The authors declared the following potential conflicts of interest with respect to the research, authorship, and/or publication of this article: Dr. Andras owns stock in Eli Lilly, serves as a consultant/paid presenter for Medtronic and Nuvasive, and receives publishing royalties from Orthobullets and royalties from Orthopediatrics. The remaining authors have no financial disclosures or conflicts of interest to disclose. An earlier version of this study was presented at the PAS 2022 Meeting. The authors disclosed receipt of the following financial support for the research, authorship, and/or publication of this article: Financial support for this study was provided in part by the Primary Children’s Hospital Early Career Development Award and in part by the National Center for Advancing Translational Science of the National Institutes of Health under award number UM1TR004409. Dr.
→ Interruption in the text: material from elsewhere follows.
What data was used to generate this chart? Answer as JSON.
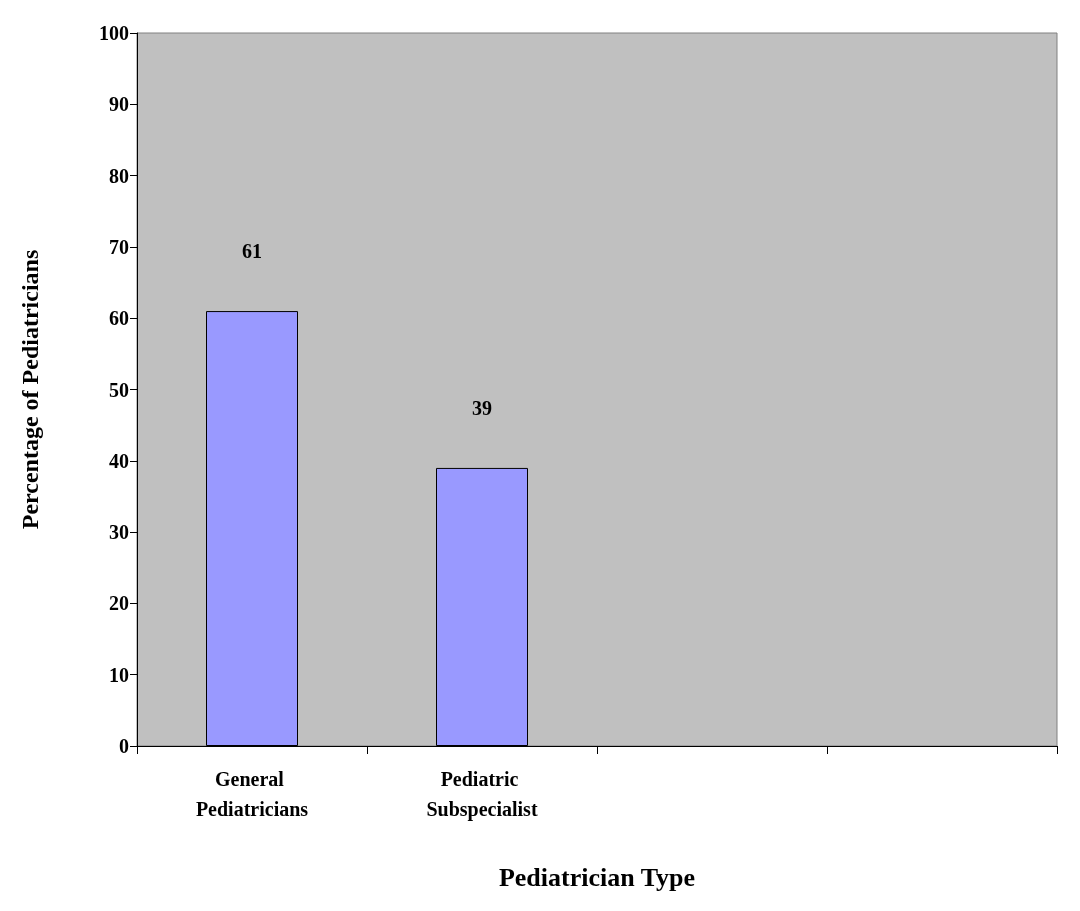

Lin received support from the National Institute of Arthritis and Musculoskeletal and Skin Diseases of the National Institutes of Health under award number K23AR079778. The funding agreement ensured the authors’ independence in designing the study, interpreting the data, writing, and publishing the report. The content is solely the responsibility of the authors and does not necessarily represent the official views of the National Institutes of Health.
Ethical Considerations
The University of Utah Institutional Review Board approved the study.
Patient Consent
All caregiver participants provided informed consent. Patient participants provided assent or consent if greater than 18 y old when able. Otherwise, surrogate consent was provided by the caregiver. All provider participants provided informed consent.
Consent for Publication
Not applicable.
ORCID iDs
Data Availability
Due to the personally identifiable nature of the data, they are not publicly available. Requests for data, analytic methods, and study materials will be considered on an individual basis.